Open dearchill opened 3 years ago
Test this, I found the BLEU drops dramatically comparing with the subword-bpe VOLT vocab, is there a better way to use the sentencepiece VOLT vocab? Did the vocabulary restriction works? Looking forward to your reply.
Hi, after i used the sentencepiece method to generate vocabulary, I found in generating vocabulary step, the real volt vocab is not actually used, but the optimal size is used to construct spm model instead. I'm curious about this. I found the volt vocab and spm vocab is quiet different, maybe you did this because spm_encoder needs a spm_model but the VOLT method didn't produce any model? Did this hurt the BLEU?
Hi, we also observe the dramatically performance decay of sentencepiece compared to sub-word nmt vocabularies on machine translation tasks. I guess this problem may be contributed to the usage gap between sentencepiece and sub-word nmt.

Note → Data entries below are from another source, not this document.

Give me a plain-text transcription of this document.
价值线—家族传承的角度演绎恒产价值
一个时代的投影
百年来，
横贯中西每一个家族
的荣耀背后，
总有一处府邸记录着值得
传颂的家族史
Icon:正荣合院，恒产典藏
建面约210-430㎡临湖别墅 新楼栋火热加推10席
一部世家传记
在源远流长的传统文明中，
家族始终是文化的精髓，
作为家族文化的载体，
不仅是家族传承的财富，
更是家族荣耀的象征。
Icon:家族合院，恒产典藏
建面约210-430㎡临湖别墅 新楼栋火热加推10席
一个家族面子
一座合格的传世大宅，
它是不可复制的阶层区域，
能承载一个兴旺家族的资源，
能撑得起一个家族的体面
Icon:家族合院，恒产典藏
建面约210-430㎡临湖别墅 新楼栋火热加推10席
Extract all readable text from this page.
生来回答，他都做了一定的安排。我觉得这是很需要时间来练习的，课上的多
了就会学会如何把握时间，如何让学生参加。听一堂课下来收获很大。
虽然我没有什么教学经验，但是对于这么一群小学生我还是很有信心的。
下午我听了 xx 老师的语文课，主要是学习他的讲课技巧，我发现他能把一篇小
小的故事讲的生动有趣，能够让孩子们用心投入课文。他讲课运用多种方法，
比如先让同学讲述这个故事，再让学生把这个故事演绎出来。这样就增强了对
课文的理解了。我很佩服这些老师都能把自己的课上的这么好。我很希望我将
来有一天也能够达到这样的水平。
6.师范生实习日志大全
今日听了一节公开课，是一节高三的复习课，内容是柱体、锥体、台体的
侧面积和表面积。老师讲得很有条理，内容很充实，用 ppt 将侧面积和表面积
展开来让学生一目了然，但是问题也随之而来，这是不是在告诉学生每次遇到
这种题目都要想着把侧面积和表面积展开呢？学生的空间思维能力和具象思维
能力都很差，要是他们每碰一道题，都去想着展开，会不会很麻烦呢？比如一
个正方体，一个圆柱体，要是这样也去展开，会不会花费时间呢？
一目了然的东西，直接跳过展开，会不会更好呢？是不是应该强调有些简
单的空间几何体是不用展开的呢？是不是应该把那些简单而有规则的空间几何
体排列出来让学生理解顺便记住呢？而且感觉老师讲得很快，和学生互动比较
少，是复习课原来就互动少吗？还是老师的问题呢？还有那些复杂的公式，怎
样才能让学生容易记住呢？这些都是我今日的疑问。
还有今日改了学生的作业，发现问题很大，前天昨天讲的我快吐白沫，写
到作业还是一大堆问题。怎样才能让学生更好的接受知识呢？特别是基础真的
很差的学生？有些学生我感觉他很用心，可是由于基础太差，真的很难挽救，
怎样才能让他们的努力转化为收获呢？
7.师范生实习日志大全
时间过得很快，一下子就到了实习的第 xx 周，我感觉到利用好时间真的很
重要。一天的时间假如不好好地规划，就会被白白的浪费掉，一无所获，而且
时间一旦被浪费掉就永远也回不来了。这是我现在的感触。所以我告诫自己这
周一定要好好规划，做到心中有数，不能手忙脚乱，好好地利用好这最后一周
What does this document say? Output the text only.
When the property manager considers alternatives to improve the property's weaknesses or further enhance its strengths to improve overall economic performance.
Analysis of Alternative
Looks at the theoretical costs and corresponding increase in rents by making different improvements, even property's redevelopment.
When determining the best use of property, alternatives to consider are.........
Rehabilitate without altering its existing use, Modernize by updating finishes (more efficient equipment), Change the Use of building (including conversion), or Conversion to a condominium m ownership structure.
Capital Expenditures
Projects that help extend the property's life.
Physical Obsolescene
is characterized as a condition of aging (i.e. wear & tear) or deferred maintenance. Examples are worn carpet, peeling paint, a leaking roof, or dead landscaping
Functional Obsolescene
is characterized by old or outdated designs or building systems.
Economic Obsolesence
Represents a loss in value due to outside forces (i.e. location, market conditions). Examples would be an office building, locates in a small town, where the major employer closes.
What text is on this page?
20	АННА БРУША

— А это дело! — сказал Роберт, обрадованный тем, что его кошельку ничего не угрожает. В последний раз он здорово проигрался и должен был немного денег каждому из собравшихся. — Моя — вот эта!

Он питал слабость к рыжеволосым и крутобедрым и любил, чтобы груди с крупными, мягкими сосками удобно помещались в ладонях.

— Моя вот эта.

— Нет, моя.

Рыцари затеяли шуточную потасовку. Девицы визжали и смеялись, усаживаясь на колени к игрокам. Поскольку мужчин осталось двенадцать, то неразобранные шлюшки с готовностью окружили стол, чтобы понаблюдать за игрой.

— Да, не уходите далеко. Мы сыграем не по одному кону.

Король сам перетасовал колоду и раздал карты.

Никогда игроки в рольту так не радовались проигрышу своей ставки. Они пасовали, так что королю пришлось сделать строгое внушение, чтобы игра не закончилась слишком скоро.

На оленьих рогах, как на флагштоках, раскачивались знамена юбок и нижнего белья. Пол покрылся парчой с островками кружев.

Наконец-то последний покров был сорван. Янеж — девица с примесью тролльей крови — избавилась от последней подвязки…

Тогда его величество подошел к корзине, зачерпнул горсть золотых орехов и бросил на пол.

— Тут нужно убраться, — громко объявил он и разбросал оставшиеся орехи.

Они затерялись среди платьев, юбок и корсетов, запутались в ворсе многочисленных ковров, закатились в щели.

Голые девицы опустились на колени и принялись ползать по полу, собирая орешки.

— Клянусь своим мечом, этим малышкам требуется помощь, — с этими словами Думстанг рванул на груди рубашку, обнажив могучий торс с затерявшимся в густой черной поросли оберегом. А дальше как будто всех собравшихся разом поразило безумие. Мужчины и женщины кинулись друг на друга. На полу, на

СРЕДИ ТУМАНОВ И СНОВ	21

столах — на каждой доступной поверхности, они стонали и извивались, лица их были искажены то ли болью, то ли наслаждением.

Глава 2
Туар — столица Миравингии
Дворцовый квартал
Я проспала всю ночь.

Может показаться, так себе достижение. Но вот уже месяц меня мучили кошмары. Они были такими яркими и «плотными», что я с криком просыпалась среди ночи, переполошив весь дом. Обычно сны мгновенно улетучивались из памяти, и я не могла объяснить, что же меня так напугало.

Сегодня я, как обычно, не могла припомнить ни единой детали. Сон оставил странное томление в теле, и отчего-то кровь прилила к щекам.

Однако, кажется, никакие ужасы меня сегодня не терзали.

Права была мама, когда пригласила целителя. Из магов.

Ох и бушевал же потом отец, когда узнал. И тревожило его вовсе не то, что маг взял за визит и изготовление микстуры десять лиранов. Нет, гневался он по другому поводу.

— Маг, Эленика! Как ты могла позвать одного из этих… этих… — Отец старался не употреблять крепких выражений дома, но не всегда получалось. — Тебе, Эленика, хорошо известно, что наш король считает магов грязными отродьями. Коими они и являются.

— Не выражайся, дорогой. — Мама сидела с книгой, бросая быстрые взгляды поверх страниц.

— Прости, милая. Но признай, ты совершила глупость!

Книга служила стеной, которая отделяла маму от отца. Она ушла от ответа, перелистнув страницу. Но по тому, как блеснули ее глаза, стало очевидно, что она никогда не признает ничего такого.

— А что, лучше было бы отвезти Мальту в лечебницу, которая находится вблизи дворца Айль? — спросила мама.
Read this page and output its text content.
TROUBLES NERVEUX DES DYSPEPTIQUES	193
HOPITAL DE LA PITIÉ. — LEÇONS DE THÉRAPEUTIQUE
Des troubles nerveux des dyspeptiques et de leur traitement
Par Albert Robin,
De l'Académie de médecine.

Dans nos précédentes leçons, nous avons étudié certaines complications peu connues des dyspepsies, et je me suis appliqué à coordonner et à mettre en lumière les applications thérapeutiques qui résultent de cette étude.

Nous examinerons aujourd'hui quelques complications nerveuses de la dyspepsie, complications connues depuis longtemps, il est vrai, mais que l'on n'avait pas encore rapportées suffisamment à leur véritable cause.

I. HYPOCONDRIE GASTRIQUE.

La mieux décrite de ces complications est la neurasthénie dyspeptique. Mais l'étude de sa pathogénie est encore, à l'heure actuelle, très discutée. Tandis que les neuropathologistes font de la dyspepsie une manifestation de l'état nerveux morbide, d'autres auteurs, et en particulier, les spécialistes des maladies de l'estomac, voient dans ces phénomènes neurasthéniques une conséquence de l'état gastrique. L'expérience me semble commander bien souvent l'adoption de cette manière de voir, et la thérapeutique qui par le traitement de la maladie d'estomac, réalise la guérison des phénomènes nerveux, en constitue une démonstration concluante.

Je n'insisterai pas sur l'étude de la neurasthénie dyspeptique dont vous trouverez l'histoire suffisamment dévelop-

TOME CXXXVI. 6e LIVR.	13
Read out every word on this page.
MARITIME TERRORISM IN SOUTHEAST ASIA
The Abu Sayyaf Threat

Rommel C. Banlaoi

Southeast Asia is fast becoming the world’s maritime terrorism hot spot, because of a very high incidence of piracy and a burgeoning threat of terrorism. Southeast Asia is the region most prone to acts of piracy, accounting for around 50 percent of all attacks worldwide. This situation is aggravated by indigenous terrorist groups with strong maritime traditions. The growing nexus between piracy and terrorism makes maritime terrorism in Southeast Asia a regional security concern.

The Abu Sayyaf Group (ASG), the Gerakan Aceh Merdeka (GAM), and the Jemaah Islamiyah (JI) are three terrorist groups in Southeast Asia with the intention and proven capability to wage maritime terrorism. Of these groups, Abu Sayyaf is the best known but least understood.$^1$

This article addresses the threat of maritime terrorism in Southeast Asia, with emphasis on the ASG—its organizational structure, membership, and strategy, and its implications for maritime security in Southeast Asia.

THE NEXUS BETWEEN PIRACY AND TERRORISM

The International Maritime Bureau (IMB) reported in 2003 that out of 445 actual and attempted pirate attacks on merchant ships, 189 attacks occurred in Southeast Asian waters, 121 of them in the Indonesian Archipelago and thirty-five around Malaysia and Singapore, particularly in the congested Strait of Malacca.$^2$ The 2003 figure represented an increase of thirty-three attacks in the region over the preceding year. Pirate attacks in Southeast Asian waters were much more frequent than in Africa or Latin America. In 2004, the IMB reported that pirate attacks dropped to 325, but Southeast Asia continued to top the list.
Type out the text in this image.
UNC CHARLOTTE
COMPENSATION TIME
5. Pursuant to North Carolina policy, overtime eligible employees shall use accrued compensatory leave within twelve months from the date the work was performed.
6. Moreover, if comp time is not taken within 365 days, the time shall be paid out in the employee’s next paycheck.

All our results are obtained on subword-nmt. Although we observe this gap, we still decide to support volt on sentencepiece for usability. We hope that some tasks where sentencepiece-style vocabularies perform better can enjoy volt too.
We would like to further figure out which factors contribute to the different results between sentencepiece and subword-nmt. If we have some new findings, we will update it on this channel as soon as possible.
Thanks for your question!
Best, Jingjing
Thanks for your reply and looking forward for your discovery!
Hi, after i used the sentencepiece method to generate vocabulary, I found in generating vocabulary step, the real volt vocab is not actually used, but the optimal size is used to construct spm model instead. I'm curious about this. I found the volt vocab and spm vocab is quiet different, maybe you did this because spm_encoder needs a spm_model but the VOLT method didn't produce any model? Did this hurt the BLEU?